Francis Cabot Lowell était étendu sur son lit, agonisant. Il savait que dans quelques jours, ou quelques heures peut-être, la vie s’éteindrait en lui. Il trouvait cela particulièrement injuste car il n’avait que 42 ans et encore tant de projets qui n’aboutiraient pas, ou du moins, pas réellement comme il le souhaitait. Comment quitter ce monde sans avoir peur pour le devenir de l’entreprise qu’il avait créée, comment être sûr que ses associés, les Boston Associates, perpétuent leur vision commune de la Boston Manufacturing Compagny? F.C. Lowell avait tant oeuvré pour améliorer l’industrie textile mais aussi les conditions de ses ouvrières qu’il redoutait de partir si jeune sans avoir eu suffisamment de temps pour savourer le succès de sa conception de l’industrie textile. Il avait mis au point un processus de fabrication efficace qu’il voulait différent de celui de Grande-Bretagne, très dur vis-à-vis du monde ouvrier.

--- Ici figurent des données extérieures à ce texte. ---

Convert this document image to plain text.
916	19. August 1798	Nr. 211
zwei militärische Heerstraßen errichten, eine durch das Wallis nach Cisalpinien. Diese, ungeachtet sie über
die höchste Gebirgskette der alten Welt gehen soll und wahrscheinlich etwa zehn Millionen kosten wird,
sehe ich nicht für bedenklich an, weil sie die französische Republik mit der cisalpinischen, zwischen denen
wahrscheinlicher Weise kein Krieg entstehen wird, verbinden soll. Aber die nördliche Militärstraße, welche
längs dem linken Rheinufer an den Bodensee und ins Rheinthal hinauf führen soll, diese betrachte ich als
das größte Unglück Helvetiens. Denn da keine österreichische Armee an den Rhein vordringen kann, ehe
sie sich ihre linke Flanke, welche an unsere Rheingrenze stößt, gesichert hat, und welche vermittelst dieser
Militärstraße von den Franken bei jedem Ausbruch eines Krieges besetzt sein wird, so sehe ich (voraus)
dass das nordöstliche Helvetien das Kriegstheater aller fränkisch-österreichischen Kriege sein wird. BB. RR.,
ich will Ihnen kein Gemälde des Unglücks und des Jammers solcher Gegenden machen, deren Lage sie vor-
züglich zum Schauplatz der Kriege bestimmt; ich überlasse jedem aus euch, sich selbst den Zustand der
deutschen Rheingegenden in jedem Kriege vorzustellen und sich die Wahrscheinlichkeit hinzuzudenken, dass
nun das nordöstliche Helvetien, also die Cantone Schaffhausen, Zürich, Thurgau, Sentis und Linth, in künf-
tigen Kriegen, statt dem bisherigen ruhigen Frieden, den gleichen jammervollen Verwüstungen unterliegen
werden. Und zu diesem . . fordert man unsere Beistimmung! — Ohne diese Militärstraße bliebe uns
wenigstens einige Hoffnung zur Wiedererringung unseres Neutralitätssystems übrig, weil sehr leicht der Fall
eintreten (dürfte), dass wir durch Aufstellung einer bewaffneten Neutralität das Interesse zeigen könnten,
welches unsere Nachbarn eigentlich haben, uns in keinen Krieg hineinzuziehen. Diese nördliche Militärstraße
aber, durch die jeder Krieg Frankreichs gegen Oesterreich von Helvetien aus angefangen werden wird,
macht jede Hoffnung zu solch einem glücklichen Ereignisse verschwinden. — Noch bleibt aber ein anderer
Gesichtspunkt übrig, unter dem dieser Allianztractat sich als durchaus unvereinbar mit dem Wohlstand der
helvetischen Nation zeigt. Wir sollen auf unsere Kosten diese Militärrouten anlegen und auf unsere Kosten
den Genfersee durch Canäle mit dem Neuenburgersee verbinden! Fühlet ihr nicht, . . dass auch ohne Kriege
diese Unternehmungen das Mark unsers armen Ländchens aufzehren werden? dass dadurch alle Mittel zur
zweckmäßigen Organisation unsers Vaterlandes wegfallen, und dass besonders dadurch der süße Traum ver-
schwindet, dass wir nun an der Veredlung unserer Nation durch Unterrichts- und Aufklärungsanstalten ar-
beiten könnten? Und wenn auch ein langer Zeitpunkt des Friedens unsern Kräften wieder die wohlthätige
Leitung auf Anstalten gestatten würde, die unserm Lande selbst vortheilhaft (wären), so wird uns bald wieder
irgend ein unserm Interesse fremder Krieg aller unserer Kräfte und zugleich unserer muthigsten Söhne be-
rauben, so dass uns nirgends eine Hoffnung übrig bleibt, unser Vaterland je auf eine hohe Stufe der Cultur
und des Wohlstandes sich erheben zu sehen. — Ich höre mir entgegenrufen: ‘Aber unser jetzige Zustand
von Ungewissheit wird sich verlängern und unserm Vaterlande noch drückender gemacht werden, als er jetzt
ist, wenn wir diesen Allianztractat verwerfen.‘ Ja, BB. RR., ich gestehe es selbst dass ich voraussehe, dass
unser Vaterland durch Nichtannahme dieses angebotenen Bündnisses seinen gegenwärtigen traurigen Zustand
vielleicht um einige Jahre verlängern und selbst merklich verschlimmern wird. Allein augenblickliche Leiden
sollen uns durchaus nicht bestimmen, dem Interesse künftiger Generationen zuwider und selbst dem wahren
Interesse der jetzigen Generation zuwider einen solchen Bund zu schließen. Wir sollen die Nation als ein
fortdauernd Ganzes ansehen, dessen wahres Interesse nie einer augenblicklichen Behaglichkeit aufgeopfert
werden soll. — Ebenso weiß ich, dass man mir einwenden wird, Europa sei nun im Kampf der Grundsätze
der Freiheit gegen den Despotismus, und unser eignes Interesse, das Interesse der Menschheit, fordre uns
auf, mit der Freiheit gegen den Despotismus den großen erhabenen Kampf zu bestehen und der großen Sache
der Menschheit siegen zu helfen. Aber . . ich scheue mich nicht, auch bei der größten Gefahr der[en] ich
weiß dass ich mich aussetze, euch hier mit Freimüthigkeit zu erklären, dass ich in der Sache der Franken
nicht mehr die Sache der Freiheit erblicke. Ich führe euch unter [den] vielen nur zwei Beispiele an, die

Ayant une grande foi dans les habitants de Nouvelle-Angleterre, il avait fait construire un premier moulin à côté de la rivière Charles, à Waltham, dans le Massachusetts, trois ans plus tôt. Le système Waltham-Lowell était révolutionnaire et sans précédent, combinant dans un même lieu la filature et le tissage des textiles, ce qui permettait une réelle efficacité.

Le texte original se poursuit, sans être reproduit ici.